From: Daniel Vetter <daniel@ffwll.ch>
To: Chris Wilson <chris@chris-wilson.co.uk>
Cc: Daniel Vetter <daniel.vetter@ffwll.ch>,
	Intel Graphics Development <intel-gfx@lists.freedesktop.org>
Subject: Re: [PATCH 15/16] drm/i915: fixup in-line clflushing on bit17 swizzled bos
Date: Mon, 26 Mar 2012 11:26:33 +0200	[thread overview]
Message-ID: <20120326092633.GG4014@phenom.ffwll.local> (raw)
In-Reply-To: <1332753528_97351@CP5-2952>

On Mon, Mar 26, 2012 at 10:18:39AM +0100, Chris Wilson wrote:
> On Sun, 25 Mar 2012 19:47:42 +0200, Daniel Vetter <daniel.vetter@ffwll.ch> wrote:
> > The issue is that with inline clflushing the clflushing isn't properly
> > swizzled. Fix this by
> > - always clflushing entire 128 byte chunks and
> > - unconditionally flush before writes when swizzling a given page.
> >   We could be clever and check whether we pwrite a partial 128 byte
> >   chunk instead of a partial cacheline, but I've figured that's not
> >   worth it.
> 
> There's some black magic here that I haven't fully grasped. We only ever
> swizzle the gpu address (by whole cachelines), so why do we need to
> invalidate a pair of cachelines for a single cacheline write?

Well, we do swizzle when doing the actual copy_to|from_user, so strictly
speaking we should also swizzle the clflushing in this case. No bit17
swizzling pwrite/pread is pretty much only around for backwards-compat
with dead-old userspace, so I've figure I'll just unconditionally align
the clflush range with even cachelines when bit17 swizzling is effective
on the current page. Instead of adding a complex and rather untested
swizzled clflush helper.

> Also we have a lot of assumptions that the cacheline is 64 bytes. Have
> we tested on gen2 where the GPU cacheline is 32 bytes?

We're lucking out in that regard because gen2 doesn't do swizzling.
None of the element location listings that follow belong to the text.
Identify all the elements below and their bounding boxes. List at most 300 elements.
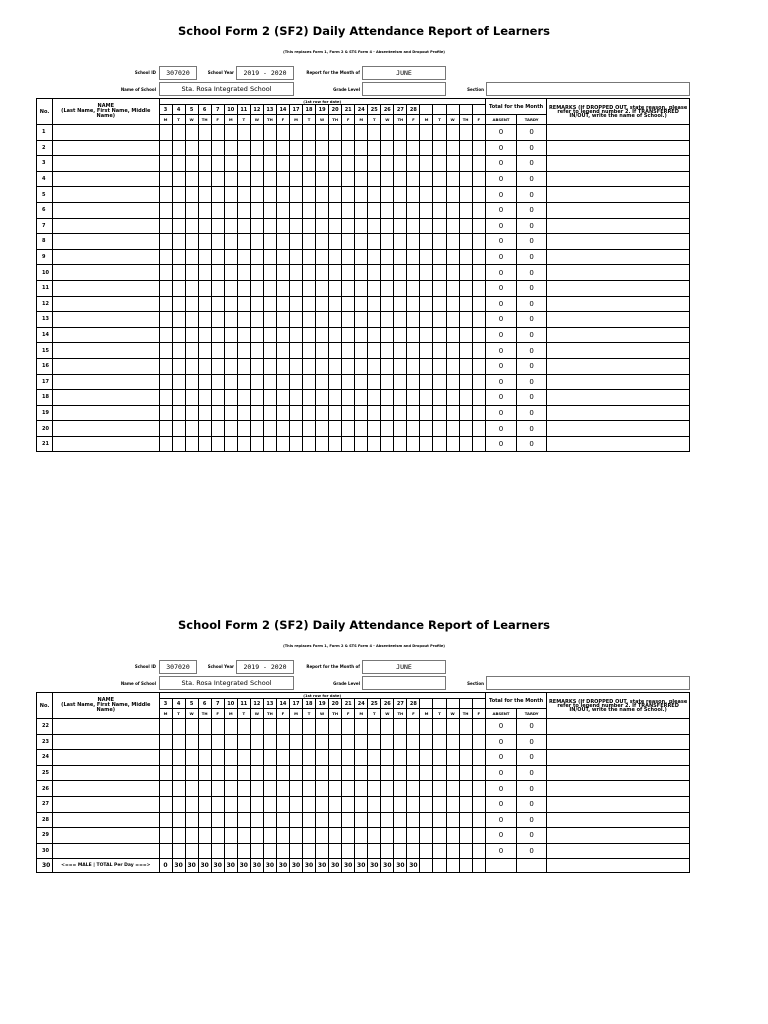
attendance-cell[interactable]: [172, 843, 185, 859]
attendance-cell[interactable]: [263, 374, 276, 390]
attendance-cell[interactable]: [237, 171, 250, 187]
attendance-cell[interactable]: [446, 249, 459, 265]
attendance-cell[interactable]: [211, 812, 224, 828]
attendance-cell[interactable]: [185, 358, 198, 374]
attendance-cell[interactable]: [172, 405, 185, 421]
attendance-cell[interactable]: [433, 796, 446, 812]
attendance-cell[interactable]: [172, 280, 185, 296]
attendance-cell[interactable]: [185, 405, 198, 421]
attendance-cell[interactable]: [472, 843, 485, 859]
attendance-cell[interactable]: [211, 280, 224, 296]
attendance-cell[interactable]: [159, 765, 172, 781]
attendance-cell[interactable]: [250, 796, 263, 812]
attendance-cell[interactable]: [407, 280, 420, 296]
attendance-cell[interactable]: [224, 265, 237, 281]
remarks-cell[interactable]: [547, 234, 690, 250]
attendance-cell[interactable]: [250, 234, 263, 250]
attendance-cell[interactable]: [381, 343, 394, 359]
attendance-cell[interactable]: [342, 750, 355, 766]
learner-name-cell[interactable]: [53, 843, 159, 859]
attendance-cell[interactable]: [381, 796, 394, 812]
attendance-cell[interactable]: [342, 390, 355, 406]
attendance-cell[interactable]: [211, 327, 224, 343]
attendance-cell[interactable]: [368, 719, 381, 735]
attendance-cell[interactable]: [355, 202, 368, 218]
attendance-cell[interactable]: [472, 421, 485, 437]
attendance-cell[interactable]: [316, 843, 329, 859]
attendance-cell[interactable]: [211, 202, 224, 218]
attendance-cell[interactable]: [303, 265, 316, 281]
attendance-cell[interactable]: [289, 828, 302, 844]
learner-name-cell[interactable]: [53, 828, 159, 844]
attendance-cell[interactable]: [433, 374, 446, 390]
attendance-cell[interactable]: [263, 312, 276, 328]
attendance-cell[interactable]: [407, 719, 420, 735]
remarks-cell[interactable]: [547, 249, 690, 265]
attendance-cell[interactable]: [172, 719, 185, 735]
learner-name-cell[interactable]: [53, 358, 159, 374]
attendance-cell[interactable]: [303, 421, 316, 437]
attendance-cell[interactable]: [446, 421, 459, 437]
attendance-cell[interactable]: [276, 436, 289, 452]
attendance-cell[interactable]: [250, 358, 263, 374]
remarks-cell[interactable]: [547, 312, 690, 328]
attendance-cell[interactable]: [381, 374, 394, 390]
attendance-cell[interactable]: [472, 312, 485, 328]
attendance-cell[interactable]: [316, 781, 329, 797]
attendance-cell[interactable]: [459, 265, 472, 281]
attendance-cell[interactable]: [303, 280, 316, 296]
attendance-cell[interactable]: [276, 280, 289, 296]
attendance-cell[interactable]: [381, 405, 394, 421]
attendance-cell[interactable]: [172, 734, 185, 750]
attendance-cell[interactable]: [237, 358, 250, 374]
attendance-cell[interactable]: [394, 140, 407, 156]
attendance-cell[interactable]: [355, 374, 368, 390]
attendance-cell[interactable]: [237, 374, 250, 390]
attendance-cell[interactable]: [172, 125, 185, 141]
attendance-cell[interactable]: [159, 421, 172, 437]
attendance-cell[interactable]: [303, 796, 316, 812]
attendance-cell[interactable]: [224, 390, 237, 406]
attendance-cell[interactable]: [250, 296, 263, 312]
attendance-cell[interactable]: [211, 249, 224, 265]
attendance-cell[interactable]: [303, 312, 316, 328]
attendance-cell[interactable]: [303, 765, 316, 781]
attendance-cell[interactable]: [329, 265, 342, 281]
attendance-cell[interactable]: [446, 202, 459, 218]
attendance-cell[interactable]: [459, 405, 472, 421]
attendance-cell[interactable]: [368, 140, 381, 156]
attendance-cell[interactable]: [329, 796, 342, 812]
attendance-cell[interactable]: [224, 812, 237, 828]
attendance-cell[interactable]: [420, 781, 433, 797]
attendance-cell[interactable]: [446, 187, 459, 203]
attendance-cell[interactable]: [185, 156, 198, 172]
attendance-cell[interactable]: [407, 436, 420, 452]
attendance-cell[interactable]: [263, 202, 276, 218]
attendance-cell[interactable]: [237, 436, 250, 452]
attendance-cell[interactable]: [433, 234, 446, 250]
attendance-cell[interactable]: [446, 843, 459, 859]
attendance-cell[interactable]: [276, 843, 289, 859]
attendance-cell[interactable]: [289, 781, 302, 797]
attendance-cell[interactable]: [394, 249, 407, 265]
attendance-cell[interactable]: [394, 171, 407, 187]
attendance-cell[interactable]: [159, 343, 172, 359]
attendance-cell[interactable]: [250, 750, 263, 766]
attendance-cell[interactable]: [289, 358, 302, 374]
learner-name-cell[interactable]: [53, 421, 159, 437]
attendance-cell[interactable]: [394, 280, 407, 296]
attendance-cell[interactable]: [459, 343, 472, 359]
attendance-cell[interactable]: [211, 343, 224, 359]
attendance-cell[interactable]: [224, 750, 237, 766]
learner-name-cell[interactable]: [53, 296, 159, 312]
attendance-cell[interactable]: [420, 734, 433, 750]
learner-name-cell[interactable]: [53, 265, 159, 281]
attendance-cell[interactable]: [342, 405, 355, 421]
attendance-cell[interactable]: [237, 218, 250, 234]
attendance-cell[interactable]: [355, 125, 368, 141]
attendance-cell[interactable]: [420, 374, 433, 390]
attendance-cell[interactable]: [159, 234, 172, 250]
attendance-cell[interactable]: [368, 218, 381, 234]
attendance-cell[interactable]: [433, 765, 446, 781]
attendance-cell[interactable]: [368, 249, 381, 265]
attendance-cell[interactable]: [459, 140, 472, 156]
attendance-cell[interactable]: [446, 312, 459, 328]
attendance-cell[interactable]: [433, 750, 446, 766]
attendance-cell[interactable]: [472, 249, 485, 265]
remarks-cell[interactable]: [547, 327, 690, 343]
attendance-cell[interactable]: [394, 202, 407, 218]
attendance-cell[interactable]: [420, 390, 433, 406]
attendance-cell[interactable]: [237, 249, 250, 265]
attendance-cell[interactable]: [159, 750, 172, 766]
attendance-cell[interactable]: [342, 156, 355, 172]
remarks-cell[interactable]: [547, 421, 690, 437]
attendance-cell[interactable]: [420, 265, 433, 281]
attendance-cell[interactable]: [185, 719, 198, 735]
attendance-cell[interactable]: [381, 812, 394, 828]
attendance-cell[interactable]: [185, 296, 198, 312]
attendance-cell[interactable]: [355, 187, 368, 203]
attendance-cell[interactable]: [394, 405, 407, 421]
attendance-cell[interactable]: [381, 280, 394, 296]
attendance-cell[interactable]: [472, 202, 485, 218]
learner-name-cell[interactable]: [53, 218, 159, 234]
attendance-cell[interactable]: [159, 140, 172, 156]
attendance-cell[interactable]: [224, 828, 237, 844]
school-year-field[interactable]: 2019 - 2020: [236, 660, 294, 674]
attendance-cell[interactable]: [211, 750, 224, 766]
attendance-cell[interactable]: [459, 796, 472, 812]
attendance-cell[interactable]: [250, 719, 263, 735]
attendance-cell[interactable]: [368, 390, 381, 406]
attendance-cell[interactable]: [394, 781, 407, 797]
attendance-cell[interactable]: [394, 358, 407, 374]
attendance-cell[interactable]: [237, 187, 250, 203]
attendance-cell[interactable]: [172, 343, 185, 359]
attendance-cell[interactable]: [159, 796, 172, 812]
attendance-cell[interactable]: [394, 218, 407, 234]
attendance-cell[interactable]: [446, 436, 459, 452]
attendance-cell[interactable]: [250, 828, 263, 844]
attendance-cell[interactable]: [381, 421, 394, 437]
attendance-cell[interactable]: [289, 812, 302, 828]
attendance-cell[interactable]: [472, 125, 485, 141]
attendance-cell[interactable]: [355, 719, 368, 735]
attendance-cell[interactable]: [250, 202, 263, 218]
attendance-cell[interactable]: [407, 781, 420, 797]
remarks-cell[interactable]: [547, 125, 690, 141]
attendance-cell[interactable]: [159, 374, 172, 390]
attendance-cell[interactable]: [289, 249, 302, 265]
attendance-cell[interactable]: [394, 843, 407, 859]
attendance-cell[interactable]: [289, 296, 302, 312]
remarks-cell[interactable]: [547, 765, 690, 781]
remarks-cell[interactable]: [547, 280, 690, 296]
attendance-cell[interactable]: [381, 390, 394, 406]
attendance-cell[interactable]: [250, 390, 263, 406]
attendance-cell[interactable]: [237, 390, 250, 406]
attendance-cell[interactable]: [420, 125, 433, 141]
attendance-cell[interactable]: [446, 781, 459, 797]
attendance-cell[interactable]: [263, 280, 276, 296]
remarks-cell[interactable]: [547, 828, 690, 844]
attendance-cell[interactable]: [316, 249, 329, 265]
attendance-cell[interactable]: [355, 265, 368, 281]
attendance-cell[interactable]: [446, 343, 459, 359]
attendance-cell[interactable]: [250, 405, 263, 421]
attendance-cell[interactable]: [185, 436, 198, 452]
attendance-cell[interactable]: [407, 312, 420, 328]
attendance-cell[interactable]: [237, 750, 250, 766]
attendance-cell[interactable]: [342, 312, 355, 328]
attendance-cell[interactable]: [224, 843, 237, 859]
attendance-cell[interactable]: [472, 828, 485, 844]
attendance-cell[interactable]: [303, 390, 316, 406]
attendance-cell[interactable]: [355, 296, 368, 312]
attendance-cell[interactable]: [342, 719, 355, 735]
attendance-cell[interactable]: [172, 296, 185, 312]
attendance-cell[interactable]: [159, 781, 172, 797]
attendance-cell[interactable]: [289, 405, 302, 421]
attendance-cell[interactable]: [303, 234, 316, 250]
attendance-cell[interactable]: [211, 218, 224, 234]
attendance-cell[interactable]: [198, 405, 211, 421]
attendance-cell[interactable]: [224, 280, 237, 296]
attendance-cell[interactable]: [472, 405, 485, 421]
attendance-cell[interactable]: [433, 187, 446, 203]
attendance-cell[interactable]: [172, 828, 185, 844]
learner-name-cell[interactable]: [53, 750, 159, 766]
attendance-cell[interactable]: [198, 265, 211, 281]
attendance-cell[interactable]: [198, 312, 211, 328]
attendance-cell[interactable]: [276, 781, 289, 797]
attendance-cell[interactable]: [224, 171, 237, 187]
attendance-cell[interactable]: [407, 374, 420, 390]
attendance-cell[interactable]: [329, 156, 342, 172]
attendance-cell[interactable]: [303, 140, 316, 156]
attendance-cell[interactable]: [368, 374, 381, 390]
attendance-cell[interactable]: [263, 781, 276, 797]
attendance-cell[interactable]: [394, 796, 407, 812]
attendance-cell[interactable]: [407, 234, 420, 250]
attendance-cell[interactable]: [289, 171, 302, 187]
attendance-cell[interactable]: [329, 343, 342, 359]
attendance-cell[interactable]: [420, 405, 433, 421]
attendance-cell[interactable]: [472, 280, 485, 296]
attendance-cell[interactable]: [381, 265, 394, 281]
attendance-cell[interactable]: [368, 296, 381, 312]
attendance-cell[interactable]: [303, 156, 316, 172]
attendance-cell[interactable]: [316, 828, 329, 844]
attendance-cell[interactable]: [446, 265, 459, 281]
attendance-cell[interactable]: [316, 125, 329, 141]
attendance-cell[interactable]: [250, 374, 263, 390]
attendance-cell[interactable]: [381, 187, 394, 203]
attendance-cell[interactable]: [316, 750, 329, 766]
attendance-cell[interactable]: [407, 265, 420, 281]
attendance-cell[interactable]: [368, 421, 381, 437]
learner-name-cell[interactable]: [53, 765, 159, 781]
attendance-cell[interactable]: [185, 421, 198, 437]
attendance-cell[interactable]: [381, 734, 394, 750]
attendance-cell[interactable]: [237, 265, 250, 281]
attendance-cell[interactable]: [407, 734, 420, 750]
attendance-cell[interactable]: [185, 125, 198, 141]
attendance-cell[interactable]: [329, 812, 342, 828]
section-field[interactable]: [486, 82, 690, 96]
attendance-cell[interactable]: [172, 327, 185, 343]
attendance-cell[interactable]: [224, 156, 237, 172]
attendance-cell[interactable]: [407, 421, 420, 437]
attendance-cell[interactable]: [185, 843, 198, 859]
attendance-cell[interactable]: [172, 249, 185, 265]
attendance-cell[interactable]: [394, 436, 407, 452]
attendance-cell[interactable]: [303, 781, 316, 797]
attendance-cell[interactable]: [198, 202, 211, 218]
attendance-cell[interactable]: [420, 436, 433, 452]
learner-name-cell[interactable]: [53, 390, 159, 406]
attendance-cell[interactable]: [263, 719, 276, 735]
attendance-cell[interactable]: [198, 436, 211, 452]
attendance-cell[interactable]: [355, 234, 368, 250]
attendance-cell[interactable]: [172, 265, 185, 281]
attendance-cell[interactable]: [198, 812, 211, 828]
attendance-cell[interactable]: [198, 140, 211, 156]
attendance-cell[interactable]: [381, 750, 394, 766]
attendance-cell[interactable]: [185, 828, 198, 844]
learner-name-cell[interactable]: [53, 374, 159, 390]
remarks-cell[interactable]: [547, 358, 690, 374]
attendance-cell[interactable]: [446, 390, 459, 406]
attendance-cell[interactable]: [316, 343, 329, 359]
attendance-cell[interactable]: [316, 436, 329, 452]
attendance-cell[interactable]: [316, 296, 329, 312]
attendance-cell[interactable]: [459, 812, 472, 828]
attendance-cell[interactable]: [446, 140, 459, 156]
attendance-cell[interactable]: [459, 249, 472, 265]
attendance-cell[interactable]: [446, 812, 459, 828]
attendance-cell[interactable]: [394, 765, 407, 781]
attendance-cell[interactable]: [472, 358, 485, 374]
attendance-cell[interactable]: [211, 312, 224, 328]
attendance-cell[interactable]: [289, 374, 302, 390]
attendance-cell[interactable]: [459, 390, 472, 406]
attendance-cell[interactable]: [446, 765, 459, 781]
attendance-cell[interactable]: [342, 218, 355, 234]
attendance-cell[interactable]: [211, 234, 224, 250]
attendance-cell[interactable]: [446, 358, 459, 374]
attendance-cell[interactable]: [420, 765, 433, 781]
attendance-cell[interactable]: [172, 156, 185, 172]
attendance-cell[interactable]: [407, 218, 420, 234]
attendance-cell[interactable]: [211, 405, 224, 421]
attendance-cell[interactable]: [316, 280, 329, 296]
attendance-cell[interactable]: [329, 781, 342, 797]
attendance-cell[interactable]: [263, 812, 276, 828]
attendance-cell[interactable]: [250, 125, 263, 141]
remarks-cell[interactable]: [547, 265, 690, 281]
attendance-cell[interactable]: [250, 312, 263, 328]
attendance-cell[interactable]: [342, 436, 355, 452]
school-id-field[interactable]: 307020: [159, 660, 197, 674]
attendance-cell[interactable]: [355, 421, 368, 437]
remarks-cell[interactable]: [547, 218, 690, 234]
attendance-cell[interactable]: [381, 327, 394, 343]
attendance-cell[interactable]: [224, 374, 237, 390]
attendance-cell[interactable]: [211, 358, 224, 374]
attendance-cell[interactable]: [420, 343, 433, 359]
attendance-cell[interactable]: [237, 843, 250, 859]
attendance-cell[interactable]: [198, 843, 211, 859]
attendance-cell[interactable]: [224, 296, 237, 312]
attendance-cell[interactable]: [303, 734, 316, 750]
attendance-cell[interactable]: [263, 750, 276, 766]
attendance-cell[interactable]: [303, 343, 316, 359]
attendance-cell[interactable]: [263, 436, 276, 452]
attendance-cell[interactable]: [276, 421, 289, 437]
attendance-cell[interactable]: [329, 828, 342, 844]
attendance-cell[interactable]: [472, 296, 485, 312]
remarks-cell[interactable]: [547, 343, 690, 359]
learner-name-cell[interactable]: [53, 156, 159, 172]
learner-name-cell[interactable]: [53, 125, 159, 141]
attendance-cell[interactable]: [250, 218, 263, 234]
attendance-cell[interactable]: [381, 234, 394, 250]
attendance-cell[interactable]: [224, 218, 237, 234]
attendance-cell[interactable]: [459, 171, 472, 187]
attendance-cell[interactable]: [185, 734, 198, 750]
attendance-cell[interactable]: [250, 187, 263, 203]
attendance-cell[interactable]: [303, 405, 316, 421]
remarks-cell[interactable]: [547, 156, 690, 172]
remarks-cell[interactable]: [547, 436, 690, 452]
attendance-cell[interactable]: [394, 265, 407, 281]
attendance-cell[interactable]: [237, 140, 250, 156]
attendance-cell[interactable]: [276, 719, 289, 735]
attendance-cell[interactable]: [472, 218, 485, 234]
attendance-cell[interactable]: [224, 358, 237, 374]
report-month-field[interactable]: JUNE: [362, 66, 446, 80]
attendance-cell[interactable]: [368, 171, 381, 187]
attendance-cell[interactable]: [211, 140, 224, 156]
attendance-cell[interactable]: [381, 249, 394, 265]
attendance-cell[interactable]: [198, 343, 211, 359]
At
least my i855gm here, where I could run the corresponding i-g-t tests. And
there's a comment in the code that i865g is unswizzled, too.
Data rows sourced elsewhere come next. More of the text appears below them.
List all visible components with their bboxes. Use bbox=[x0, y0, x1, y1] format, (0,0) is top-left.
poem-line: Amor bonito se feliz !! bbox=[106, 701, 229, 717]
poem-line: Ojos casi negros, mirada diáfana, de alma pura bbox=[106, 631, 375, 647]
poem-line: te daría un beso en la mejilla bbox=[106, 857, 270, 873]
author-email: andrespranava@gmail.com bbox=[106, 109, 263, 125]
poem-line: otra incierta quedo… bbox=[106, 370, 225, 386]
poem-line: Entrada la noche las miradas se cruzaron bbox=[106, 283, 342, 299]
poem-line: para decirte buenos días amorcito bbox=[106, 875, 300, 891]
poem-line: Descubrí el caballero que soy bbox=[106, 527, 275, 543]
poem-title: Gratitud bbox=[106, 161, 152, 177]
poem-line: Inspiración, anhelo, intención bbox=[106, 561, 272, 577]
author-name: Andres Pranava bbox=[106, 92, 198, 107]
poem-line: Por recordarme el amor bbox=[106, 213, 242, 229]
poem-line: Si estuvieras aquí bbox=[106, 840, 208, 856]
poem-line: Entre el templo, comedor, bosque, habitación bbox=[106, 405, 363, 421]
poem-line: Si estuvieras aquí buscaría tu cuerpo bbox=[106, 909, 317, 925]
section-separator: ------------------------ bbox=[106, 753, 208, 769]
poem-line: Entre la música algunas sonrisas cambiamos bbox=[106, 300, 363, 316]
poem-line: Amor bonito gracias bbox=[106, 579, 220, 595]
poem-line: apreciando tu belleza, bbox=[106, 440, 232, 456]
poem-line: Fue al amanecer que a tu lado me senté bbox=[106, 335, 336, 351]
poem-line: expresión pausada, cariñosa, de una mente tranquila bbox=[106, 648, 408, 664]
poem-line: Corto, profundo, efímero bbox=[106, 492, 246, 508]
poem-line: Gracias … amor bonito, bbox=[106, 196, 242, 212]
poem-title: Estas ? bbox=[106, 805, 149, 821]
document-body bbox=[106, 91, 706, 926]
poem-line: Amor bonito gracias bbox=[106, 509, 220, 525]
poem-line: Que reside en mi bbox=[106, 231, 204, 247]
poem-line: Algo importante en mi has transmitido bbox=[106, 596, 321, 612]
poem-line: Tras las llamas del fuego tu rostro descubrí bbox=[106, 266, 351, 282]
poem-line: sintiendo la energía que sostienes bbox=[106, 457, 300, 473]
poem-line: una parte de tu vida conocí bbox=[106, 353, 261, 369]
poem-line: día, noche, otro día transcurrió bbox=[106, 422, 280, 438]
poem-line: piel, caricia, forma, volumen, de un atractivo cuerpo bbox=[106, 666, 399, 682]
So as long as people create dram controller where 64 bytes is the most
effective transaction size, we should be fine. It'll be a fun day though
when that changes. Otoh with gen5+ we don't have any bit17 swizzling
nonsense anymore because the gpu is much more integrated with the cpu. I
hope that trend continues and will prevent any bit17 madness in the
future.
-Daniel
-- 
Daniel Vetter
Mail: daniel@ffwll.ch